Human Geography: ESRC Wales Doctoral Training Partnership (PhD) – Collaborative Studentship: ‘DEFINE: unDerstanding Experiences of deaF unIversity studeNts in WalEs – A Case Study’ – in collaboration with Health Care Research Wales and the National Deaf Children’s Society.
Begin your postgraduate research journey at Swansea University: a top 30 research university (REF 2014) producing internationally recognised research that makes a real difference to society. We provide a welcoming environment for PhD researchers with specialist training, advice and development opportunities. As an ESRC Wales DTP researcher, you will also benefit from cohort-based networking events and dedicated ESRC Wales DTP student representatives at each campus.
Swansea University values diversity and equality at all levels and encourages applications from all sections of the community.
Funding providers: ESRC (50%); Health Care Research Wales (50%)
Subject areas: Human Geography, Human and Health Sciences
Project start dates:
- +3 Course - 1 October 2022 (enrolment open from mid-September)
- 1+3 Course - 26 September 2022 (enrolment open from mid-September)
This studentship is a ‘collaborative’ award. Applicants should carefully consider the working title and description of the project and may wish to contact the named supervisor and/or the Swansea pathway contact for a discussion prior to applying. They are:
- Main Supervisors: Dr Julia Terry and Dr Angharad Closs Stephens
- Pathway contact: Dr Chris Muellerleile
Aligned programme of study: PhD in Human Geography
Mode of study: Full or part-time study is possible. We welcome applications for both full- and part-time study.
Please note that full-time ESRC studentship award holders cannot hold either a full-time job or a permanent part-time job during the period of their award. Part-time ESRC studentship award holders cannot hold a full-time job.
Context: Deaf people have lower educational qualifications and lower employment than hearing people, reporting isolation and exclusion which impact their development, engagement and mental health.

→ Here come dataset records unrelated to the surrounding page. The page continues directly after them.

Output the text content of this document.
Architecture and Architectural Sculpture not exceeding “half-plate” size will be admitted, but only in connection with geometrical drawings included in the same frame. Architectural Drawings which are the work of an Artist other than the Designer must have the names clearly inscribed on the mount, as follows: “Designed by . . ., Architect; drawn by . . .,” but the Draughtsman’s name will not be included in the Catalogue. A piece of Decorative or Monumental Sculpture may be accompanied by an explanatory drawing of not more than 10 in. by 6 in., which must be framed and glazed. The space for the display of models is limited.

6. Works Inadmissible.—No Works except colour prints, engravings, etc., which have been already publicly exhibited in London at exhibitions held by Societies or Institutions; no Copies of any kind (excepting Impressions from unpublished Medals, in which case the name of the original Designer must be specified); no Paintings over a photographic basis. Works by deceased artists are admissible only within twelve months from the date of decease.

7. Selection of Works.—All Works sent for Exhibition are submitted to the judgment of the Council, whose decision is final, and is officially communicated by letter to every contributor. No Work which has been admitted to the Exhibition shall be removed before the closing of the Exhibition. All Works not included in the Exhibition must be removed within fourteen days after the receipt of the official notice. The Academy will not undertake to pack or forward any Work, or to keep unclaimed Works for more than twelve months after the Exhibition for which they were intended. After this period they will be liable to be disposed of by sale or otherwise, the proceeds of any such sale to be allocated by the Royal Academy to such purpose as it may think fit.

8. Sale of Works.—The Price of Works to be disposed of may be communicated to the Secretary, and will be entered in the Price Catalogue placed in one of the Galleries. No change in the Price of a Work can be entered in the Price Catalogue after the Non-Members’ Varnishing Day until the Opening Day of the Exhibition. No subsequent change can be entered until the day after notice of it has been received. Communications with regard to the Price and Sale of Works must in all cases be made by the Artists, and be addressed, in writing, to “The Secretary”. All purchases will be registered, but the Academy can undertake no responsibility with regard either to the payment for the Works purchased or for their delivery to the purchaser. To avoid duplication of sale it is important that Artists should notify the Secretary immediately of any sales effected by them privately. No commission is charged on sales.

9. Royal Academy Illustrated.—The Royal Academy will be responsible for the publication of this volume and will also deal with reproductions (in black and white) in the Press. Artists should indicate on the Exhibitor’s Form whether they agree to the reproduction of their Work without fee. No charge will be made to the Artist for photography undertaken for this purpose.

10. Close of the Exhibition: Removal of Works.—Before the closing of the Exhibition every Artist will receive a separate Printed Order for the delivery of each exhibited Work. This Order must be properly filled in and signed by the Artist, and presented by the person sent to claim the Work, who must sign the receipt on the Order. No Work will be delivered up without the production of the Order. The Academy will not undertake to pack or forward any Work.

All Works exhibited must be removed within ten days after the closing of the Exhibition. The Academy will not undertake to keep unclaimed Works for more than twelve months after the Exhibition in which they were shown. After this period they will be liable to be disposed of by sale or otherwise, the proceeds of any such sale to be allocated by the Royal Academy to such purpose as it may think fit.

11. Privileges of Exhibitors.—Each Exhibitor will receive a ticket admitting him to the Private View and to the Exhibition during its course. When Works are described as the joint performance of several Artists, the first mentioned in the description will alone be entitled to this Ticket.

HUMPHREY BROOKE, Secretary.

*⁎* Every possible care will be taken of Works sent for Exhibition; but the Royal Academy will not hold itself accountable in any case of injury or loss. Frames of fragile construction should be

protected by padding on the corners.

Many d/Deaf people report lonely and challenging university experiences. 46% of d/Deaf students start university without support, lack targeted resources, with equality issues unmet.
Rationale: There is a lack of grounded, experiential research focusing on lived experiences of d/Deaf people as they navigate challenging HE environments. This interdisciplinary project seeks to tackle exclusion through people-powered change by exploring intersectional identities, and everyday experiences of society and space, to advance knowledge of how being d/Deaf is understood and contested.

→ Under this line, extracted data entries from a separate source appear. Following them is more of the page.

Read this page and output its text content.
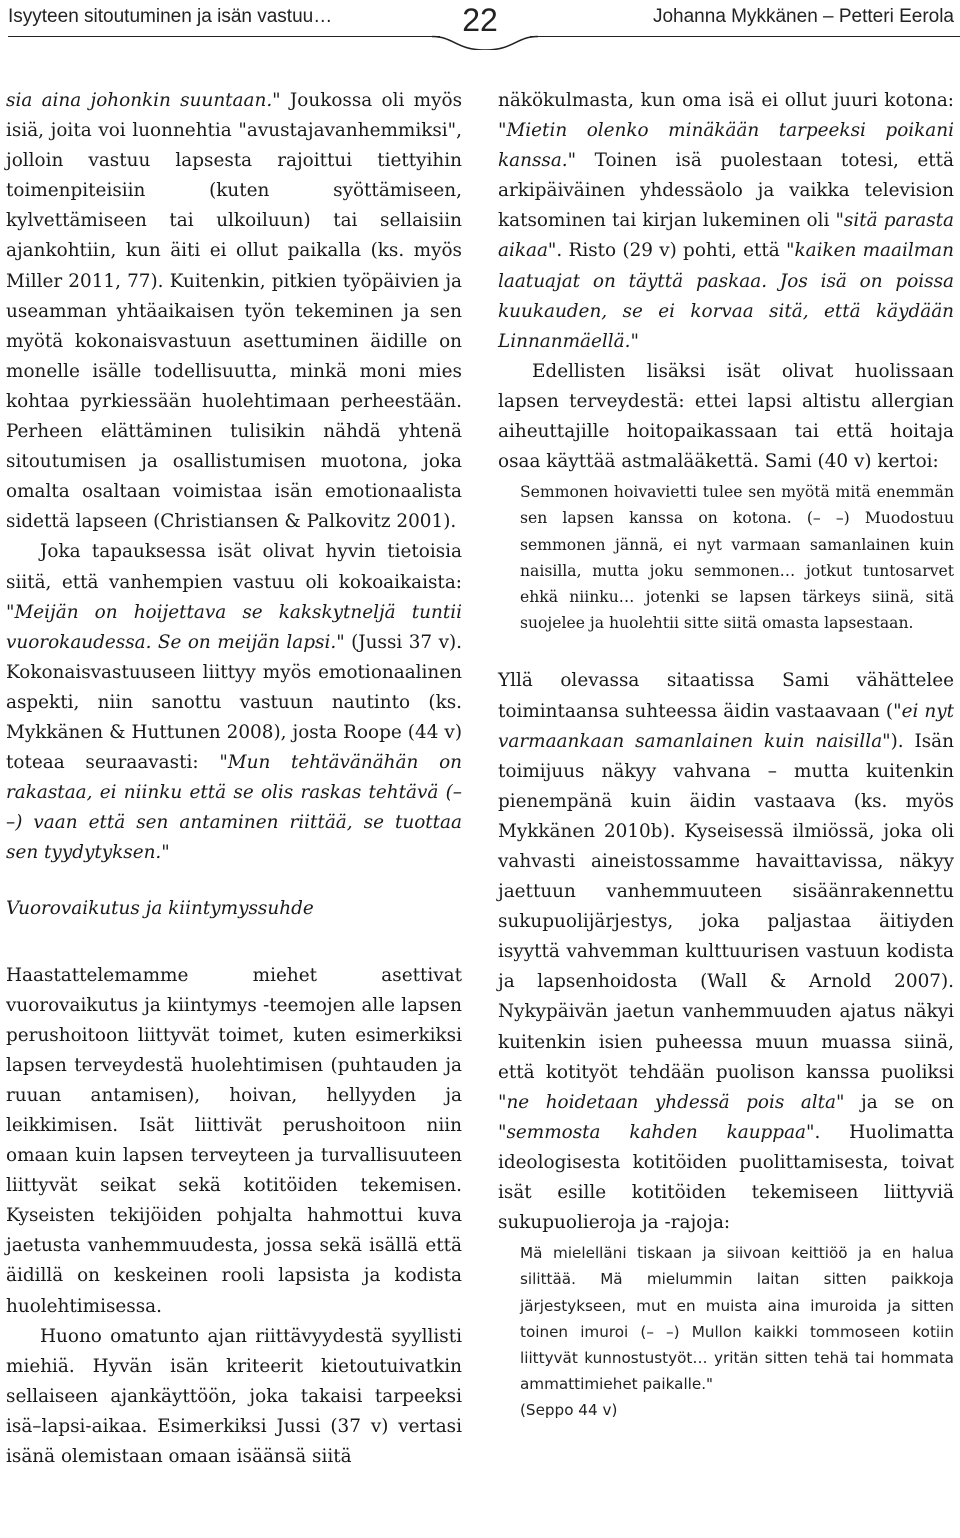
Isyyteen sitoutuminen ja isän vastuu…	22	Johanna Mykkänen – Petteri Eerola

sia aina johonkin suuntaan." Joukossa oli myös isiä, joita voi luonnehtia "avustajavanhemmiksi", jolloin vastuu lapsesta rajoittui tiettyihin toimenpiteisiin (kuten syöttämiseen, kylvettämiseen tai ulkoiluun) tai sellaisiin ajankohtiin, kun äiti ei ollut paikalla (ks. myös Miller 2011, 77). Kuitenkin, pitkien työpäivien ja useamman yhtäaikaisen työn tekeminen ja sen myötä kokonaisvastuun asettuminen äidille on monelle isälle todellisuutta, minkä moni mies kohtaa pyrkiessään huolehtimaan perheestään. Perheen elättäminen tulisikin nähdä yhtenä sitoutumisen ja osallistumisen muotona, joka omalta osaltaan voimistaa isän emotionaalista sidettä lapseen (Christiansen & Palkovitz 2001).

Joka tapauksessa isät olivat hyvin tietoisia siitä, että vanhempien vastuu oli kokoaikaista: "Meijän on hoijettava se kakskytneljä tuntii vuorokaudessa. Se on meijän lapsi." (Jussi 37 v). Kokonaisvastuuseen liittyy myös emotionaalinen aspekti, niin sanottu vastuun nautinto (ks. Mykkänen & Huttunen 2008), josta Roope (44 v) toteaa seuraavasti: "Mun tehtävänähän on rakastaa, ei niinku että se olis raskas tehtävä (– –) vaan että sen antaminen riittää, se tuottaa sen tyydytyksen."

Vuorovaikutus ja kiintymyssuhde

Haastattelemamme miehet asettivat vuorovaikutus ja kiintymys -teemojen alle lapsen perushoitoon liittyvät toimet, kuten esimerkiksi lapsen terveydestä huolehtimisen (puhtauden ja ruuan antamisen), hoivan, hellyyden ja leikkimisen. Isät liittivät perushoitoon niin omaan kuin lapsen terveyteen ja turvallisuuteen liittyvät seikat sekä kotitöiden tekemisen. Kyseisten tekijöiden pohjalta hahmottui kuva jaetusta vanhemmuudesta, jossa sekä isällä että äidillä on keskeinen rooli lapsista ja kodista huolehtimisessa.

Huono omatunto ajan riittävyydestä syyllisti miehiä. Hyvän isän kriteerit kietoutuivatkin sellaiseen ajankäyttöön, joka takaisi tarpeeksi isä–lapsi-aikaa. Esimerkiksi Jussi (37 v) vertasi isänä olemistaan omaan isäänsä siitä

näkökulmasta, kun oma isä ei ollut juuri kotona: "Mietin olenko minäkään tarpeeksi poikani kanssa." Toinen isä puolestaan totesi, että arkipäiväinen yhdessäolo ja vaikka television katsominen tai kirjan lukeminen oli "sitä parasta aikaa". Risto (29 v) pohti, että "kaiken maailman laatuajat on täyttä paskaa. Jos isä on poissa kuukauden, se ei korvaa sitä, että käydään Linnanmäellä."

Edellisten lisäksi isät olivat huolissaan lapsen terveydestä: ettei lapsi altistu allergian aiheuttajille hoitopaikassaan tai että hoitaja osaa käyttää astmalääkettä. Sami (40 v) kertoi:

Semmonen hoivavietti tulee sen myötä mitä enemmän sen lapsen kanssa on kotona. (– –) Muodostuu semmonen jännä, ei nyt varmaan samanlainen kuin naisilla, mutta joku semmonen… jotkut tuntosarvet ehkä niinku… jotenki se lapsen tärkeys siinä, sitä suojelee ja huolehtii sitte siitä omasta lapsestaan.

Yllä olevassa sitaatissa Sami vähättelee toimintaansa suhteessa äidin vastaavaan ("ei nyt varmaankaan samanlainen kuin naisilla"). Isän toimijuus näkyy vahvana – mutta kuitenkin pienempänä kuin äidin vastaava (ks. myös Mykkänen 2010b). Kyseisessä ilmiössä, joka oli vahvasti aineistossamme havaittavissa, näkyy jaettuun vanhemmuuteen sisäänrakennettu sukupuolijärjestys, joka paljastaa äitiyden isyyttä vahvemman kulttuurisen vastuun kodista ja lapsenhoidosta (Wall & Arnold 2007). Nykypäivän jaetun vanhemmuuden ajatus näkyi kuitenkin isien puheessa muun muassa siinä, että kotityöt tehdään puolison kanssa puoliksi "ne hoidetaan yhdessä pois alta" ja se on "semmosta kahden kauppaa". Huolimatta ideologisesta kotitöiden puolittamisesta, toivat isät esille kotitöiden tekemiseen liittyviä sukupuolieroja ja -rajoja:

Mä mielelläni tiskaan ja siivoan keittiöö ja en halua silittää. Mä mielummin laitan sitten paikkoja järjestykseen, mut en muista aina imuroida ja sitten toinen imuroi (– –) Mullon kaikki tommoseen kotiin liittyvät kunnostustyöt… yritän sitten tehä tai hommata ammattimiehet paikalle."
(Seppo 44 v)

Probable aims: To identify experiences of d/Deaf students in Welsh universities exploring isolation, spatial and societal exclusion, and what facilitates positive experiences opening future possibilities.
- To explore the intersectional needs of students with multiple identities;
- To understand d/Deaf students’ everyday experiences of space and society;
- To develop a framework to support d/Deaf students in Welsh universities to better meet their educational, social and identity needs.
- What are the unique, everyday life experiences of d/Deaf university students in Wales?
- What then, are the barriers and enablers to a positive university experience for d/Deaf university students in Wales?